Поджидавший меня у наваленной кучи веток гном, задумчиво почесал пятерней бороду и с уважением буркнул:

— Да… Живот резать и на елка мотать — плохо. Твоя способ оченно хорошо! Два слова сказать — шурд завыть, так мучится, что сам умереть захотеть! Оченно хорошо!

— Не "оченно", а очень — поправил я гнома, что с каждым днем говорил все лучше на нашем языке.

— Да-да — закивал Тикса, помолчал задумчиво и добавил — Хотя, есть еще оченно хорошо способ — взять камень, сунуть в огонь пока не стать красный от жара, затем снять с шурд штаны и…

— Так! — прервал я делившегося со мной сокровенным Тиксу — Давайте дрова таскайте для костра, а то я и вам "два слова сказать" и вы у меня выть начнете, а затем…

— Тикса понял! — в свою очередь прервал меня гном и шустро перебирая короткими ножками, заторопился к деревьям, от которых шагал второй ниргал, с огромной охапкой сучьев в руках.

— Да! Тогда уж лучше не просто камень пихать, а раскалить и засунуть туда этот ваш зикку! — крикнул я в спину коротышки, и тот остановился как вкопанный.

— Зик-кдахор пихнуть?! — переспросил гном, глядя на меня расширенными глазами — А потом он там лопнуть и… О-о-о-о! Оченно, оченно хороший способ, друг Корис! Лени! Лени! Ты уже спать? У твой добрый друг Тикса есть тебе горячий подарок!

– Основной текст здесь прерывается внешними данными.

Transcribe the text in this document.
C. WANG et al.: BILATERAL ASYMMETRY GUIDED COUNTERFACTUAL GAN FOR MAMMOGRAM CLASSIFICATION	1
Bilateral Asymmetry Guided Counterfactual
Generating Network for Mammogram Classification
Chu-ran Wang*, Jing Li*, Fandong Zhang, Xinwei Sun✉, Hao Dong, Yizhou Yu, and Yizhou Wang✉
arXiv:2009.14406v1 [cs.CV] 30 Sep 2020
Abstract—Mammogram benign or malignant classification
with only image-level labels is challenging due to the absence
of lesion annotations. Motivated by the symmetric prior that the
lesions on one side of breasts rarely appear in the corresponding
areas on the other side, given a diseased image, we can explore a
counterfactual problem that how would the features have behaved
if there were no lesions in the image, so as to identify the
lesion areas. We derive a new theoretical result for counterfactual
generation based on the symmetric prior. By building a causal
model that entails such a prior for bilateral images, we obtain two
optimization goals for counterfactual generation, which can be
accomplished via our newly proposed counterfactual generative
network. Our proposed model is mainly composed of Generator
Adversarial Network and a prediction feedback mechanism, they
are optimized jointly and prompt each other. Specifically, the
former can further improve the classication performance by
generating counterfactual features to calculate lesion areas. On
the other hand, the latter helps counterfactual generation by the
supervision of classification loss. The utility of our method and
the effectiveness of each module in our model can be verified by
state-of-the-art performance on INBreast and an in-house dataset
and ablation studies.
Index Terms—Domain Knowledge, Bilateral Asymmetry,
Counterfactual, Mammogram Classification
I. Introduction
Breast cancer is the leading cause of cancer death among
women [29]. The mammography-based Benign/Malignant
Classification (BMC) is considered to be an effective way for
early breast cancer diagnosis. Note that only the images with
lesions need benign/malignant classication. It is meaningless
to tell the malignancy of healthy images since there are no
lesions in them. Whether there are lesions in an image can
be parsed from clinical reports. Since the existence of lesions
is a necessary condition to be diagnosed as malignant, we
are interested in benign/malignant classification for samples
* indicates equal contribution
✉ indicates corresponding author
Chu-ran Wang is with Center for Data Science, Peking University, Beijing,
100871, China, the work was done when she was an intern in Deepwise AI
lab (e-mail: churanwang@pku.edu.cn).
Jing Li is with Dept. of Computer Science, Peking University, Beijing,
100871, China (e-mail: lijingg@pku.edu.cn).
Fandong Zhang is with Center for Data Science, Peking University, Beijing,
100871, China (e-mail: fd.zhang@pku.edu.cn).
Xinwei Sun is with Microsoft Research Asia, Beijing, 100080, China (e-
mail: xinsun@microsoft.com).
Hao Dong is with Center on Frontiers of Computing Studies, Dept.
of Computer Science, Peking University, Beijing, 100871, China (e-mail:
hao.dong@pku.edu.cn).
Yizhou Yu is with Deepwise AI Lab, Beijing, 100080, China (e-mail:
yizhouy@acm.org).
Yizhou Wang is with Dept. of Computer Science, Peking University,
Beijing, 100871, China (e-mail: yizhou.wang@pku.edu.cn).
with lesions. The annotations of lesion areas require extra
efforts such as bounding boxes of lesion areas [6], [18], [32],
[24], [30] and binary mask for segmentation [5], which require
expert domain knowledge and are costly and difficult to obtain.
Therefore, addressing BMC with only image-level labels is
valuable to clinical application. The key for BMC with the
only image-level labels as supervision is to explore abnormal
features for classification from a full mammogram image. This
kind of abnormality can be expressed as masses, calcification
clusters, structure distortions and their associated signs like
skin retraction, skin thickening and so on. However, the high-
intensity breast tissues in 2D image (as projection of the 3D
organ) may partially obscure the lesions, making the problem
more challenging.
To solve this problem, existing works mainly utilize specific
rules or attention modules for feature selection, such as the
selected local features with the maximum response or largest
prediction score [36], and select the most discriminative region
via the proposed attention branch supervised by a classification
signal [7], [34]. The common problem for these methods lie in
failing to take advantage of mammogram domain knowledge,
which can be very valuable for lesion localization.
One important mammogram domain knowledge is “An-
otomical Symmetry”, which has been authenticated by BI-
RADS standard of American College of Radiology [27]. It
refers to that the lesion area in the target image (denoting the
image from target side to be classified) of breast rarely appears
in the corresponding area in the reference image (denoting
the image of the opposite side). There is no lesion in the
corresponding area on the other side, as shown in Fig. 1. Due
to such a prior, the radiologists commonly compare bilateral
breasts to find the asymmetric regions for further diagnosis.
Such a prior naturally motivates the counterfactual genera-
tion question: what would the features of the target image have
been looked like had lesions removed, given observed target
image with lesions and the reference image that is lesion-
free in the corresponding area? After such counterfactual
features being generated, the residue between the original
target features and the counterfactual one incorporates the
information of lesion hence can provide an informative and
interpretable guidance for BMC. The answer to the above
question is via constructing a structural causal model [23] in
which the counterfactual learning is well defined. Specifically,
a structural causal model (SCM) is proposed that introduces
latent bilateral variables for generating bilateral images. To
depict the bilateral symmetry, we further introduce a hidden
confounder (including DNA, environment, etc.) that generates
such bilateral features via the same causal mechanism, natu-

— Иди за дровами — рыкнул я и Тиксу словно ветром сдуло.

Лени никак не отреагировал на выкрик неугомонного гнома — уткнувшись щекой в свернутое одеяло, Рыжий погрузился в болезненный сон. Убедившись, что его грудь равномерно опускается и поднимается, я решил заняться своими ранениями. В первую очередь, я снял заплечную сумку с торчащими оттуда ледяными отростками, затем последовала очередь хрустящей, с трудом гнущейся куртки и я остался голым по пояс. Выбрал поодаль от места недавней схватки белоснежный сугроб и обеими руками черпая оттуда снег, с силой растер все тело, избавляясь от примерзших к коже алых кристалликов шурдской крови и прочей, налипшей грязи. Заодно занялся и чисткой щупалец — по очереди хватаясь за основание каждого отростка, подтягивал их к себе и очищал от крови, пока к ним не возвращался их слегка поблескивающий белесый цвет. От недавних тепловых ожогов не осталось и следа, лишь слегка пощипывало кожу на пальцах, особенно сильно соприкоснувшись с теплом, когда я месил кулаками поваленного на землю шурда. Вздрогнув от этой мысли, я перевел взгляд на свои твердые как лед полупрозрачные руки и повторил — я забил шурда до смерти кулаками. Расколол его череп как глиняный горшок, расплескав его содержимое. И не испытал при этом никаких эмоций, кроме как удовлетворения хорошо сделанной работы. Качнув головой, я распрямил пальцы и поднеся поближе к глазам, принялся внимательно изучать кожу. Вскоре, я заметил первые следы — на костяшках кулаков, виднелись многочисленные белые линии, словно крохотные трещины, разбегающиеся от места удара во все стороны. На второй руке было тоже самое.

Повернув голову, я занялся плечом и с нарастающей тревогой обнаружил, что хоть моя новая кожа и выдержала скользящий удар давно не точеного тесака, но не без последствий. Здесь, трещины были куда сильнее и шире, чем на пальцах. Проведя пальцем по коже, я ощутил небольшой скол, с острыми краями — похоже, под углом обрушившийся на плечо тесак отбил от меня солидный осколок заледеневшей кожи. Здесь я снова сделал паузу и попытался свыкнуться с еще одной новой для меня мыслью — от меня откололи осколок. Не ранили, не оставили рубленую рану, а именно откололи кусок промороженной плоти. И еще большой вопрос, восстановлю ли я утрату — если обычное человеческое тело способно на чудеса заживления самых чудовищных ран, то в мое случае ничего неизвестно.